Tweets tally number of people playing distracting virtual reality game while behind the wheel
Don’t drive and play Pokémon Go.
Catching Pokémon — by flicking cartoon balls at cartoon creatures on the screen of a mobile device — while behind the wheel isn’t safe, a new study suggests. That conclusion is hardly surprising. “Most people would say it’s not a good idea,” says David Strayer, a cognitive neuroscientist at the University of Utah in Salt Lake City not involved in the study. Playing an immersive video game such as Pokémon Go while driving may be even more dangerous than reading a text message while driving, because it pulls attention away from the road longer and with more lasting effects, he says.
Yet alarming numbers of people are doing just that, researchers report online September 16 in JAMA Internal Medicine. A search of Twitter posts that contained “Pokémon” and “driving,” “drives,” “drive” or “car” turned up more than 345,000 tweets during a 10-day period in July.

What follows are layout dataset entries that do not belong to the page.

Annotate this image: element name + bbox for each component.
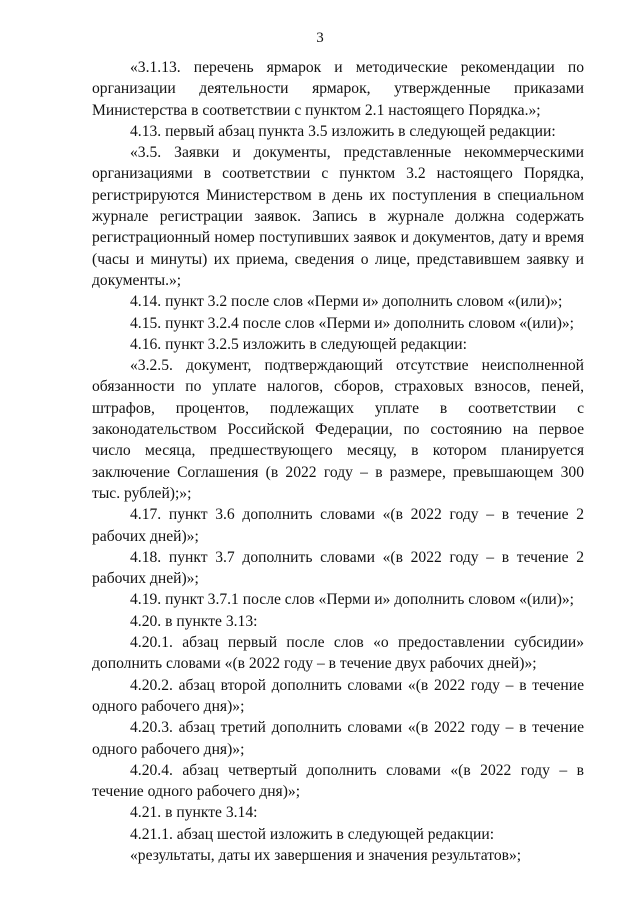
paragraph-4-18: 4.18. пункт 3.7 дополнить словами «(в 2022 году – в течение 2 рабочих дней)»; (92, 548, 584, 588)
paragraph-4-14: 4.14. пункт 3.2 после слов «Перми и» дополнить словом «(или)»; (130, 293, 563, 311)
paragraph-4-20-4: 4.20.4. абзац четвертый дополнить словами «(в 2022 году – в течение одного рабочего дня)»; (92, 761, 584, 801)
paragraph-3-5-text: «3.5. Заявки и документы, представленные некоммерческими организациями в соответствии с пунктом 3.2 настоящего Порядка, регистрируются Министерством в день их поступления в специальном журнале регистрации заявок. Запись в журнале должна содержать регистрационный номер поступивших заявок и документов, дату и время (часы и минуты) их приема, сведения о лице, представившем заявку и документы.»; (92, 144, 584, 289)
paragraph-4-20-3: 4.20.3. абзац третий дополнить словами «(в 2022 году – в течение одного рабочего дня)»; (92, 719, 584, 758)
paragraph-4-16: 4.16. пункт 3.2.5 изложить в следующей редакции: (130, 335, 467, 353)
paragraph-4-17: 4.17. пункт 3.6 дополнить словами «(в 2022 году – в течение 2 рабочих дней)»; (92, 506, 584, 545)
paragraph-4-19: 4.19. пункт 3.7.1 после слов «Перми и» дополнить словом «(или)»; (130, 591, 575, 609)
paragraph-4-20: 4.20. в пункте 3.13: (130, 612, 258, 630)
paragraph-4-21-1: 4.21.1. абзац шестой изложить в следующей редакции: (130, 825, 495, 843)
document-body (92, 57, 584, 866)
paragraph-4-13: 4.13. первый абзац пункта 3.5 изложить в следующей редакции: (130, 122, 556, 140)
paragraph-results-text: «результаты, даты их завершения и значения результатов»; (130, 846, 522, 864)
paragraph-3-2-5-text: «3.2.5. документ, подтверждающий отсутствие неисполненной обязанности по уплате налогов, сборов, страховых взносов, пеней, штрафов, процентов, подлежащих уплате в соответствии с законодательством Российской Федерации, по состоянию на первое число месяца, предшествующего месяцу, в котором планируется заключение Соглашения (в 2022 году – в размере, превышающем 300 тыс. рублей);»; (92, 357, 584, 502)
paragraph-4-20-1: 4.20.1. абзац первый после слов «о предоставлении субсидии» дополнить словами «(в 2022 году – в течение двух рабочих дней)»; (92, 634, 584, 673)
paragraph-4-20-2: 4.20.2. абзац второй дополнить словами «(в 2022 году – в течение одного рабочего дня)»; (92, 676, 584, 715)
page-number: 3 (316, 30, 324, 46)
paragraph-4-15: 4.15. пункт 3.2.4 после слов «Перми и» дополнить словом «(или)»; (130, 314, 575, 332)
paragraph-3-1-13: «3.1.13. перечень ярмарок и методические рекомендации по организации деятельности ярмарок, утвержденные приказами Министерства в соответствии с пунктом 2.1 настоящего Порядка.»; (92, 59, 584, 119)
paragraph-4-21: 4.21. в пункте 3.14: (130, 804, 258, 822)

Of those, 113,993 tweets indicated that a driver, passenger or pedestrian was distracted by the augmented-reality game. “This is an incredibly large number,” says study coauthor John Ayers of San Diego State University, and likely an underestimate of the number actually playing the game while driving.
Some 18 percent of those tweets indicated a driver was playing the game; 11 percent came from distracted passengers and 4 percent from pedestrians, Ayers and colleagues found. News reports during that same time period showed that drivers playing Pokémon Go caused 14 car crashes.
Pokémon Go was designed to encourage people to explore their neighborhoods. Scattered PokéStops dispense Pokémon-catching tools, and the virtual creatures pop into existence as a player moves. Players incubate and hatch eggs containing the creatures by covering more ground. Rewards for playing in motion are unique to the game, Ayers says. “When you text, the more you drive or the more you walk you don't get more messages, but with Pokémon Go, the feedback mechanism fosters dangerous behaviors.”
Passengers trying to “catch them all” may direct drivers to stop, turn or make other dangerous maneuvers, Strayer says. Pedestrians playing the game may walk into traffic.
The game does ask players to confirm they are passengers if it senses too-fast motion. But game makers could build more safety restrictions into the game such as freezing it at driving speeds and keeping it inaccessible for a short while after a car comes to a stop to discourage stoplight play breaks, Ayers suggests.
J.W. Ayers et al. Pokémon GO — A new distraction for drivers and pedestrians. JAMA Internal Medicine. Published online September 16, 2016. doi: 10.1001/jamainternmed.2016.6274.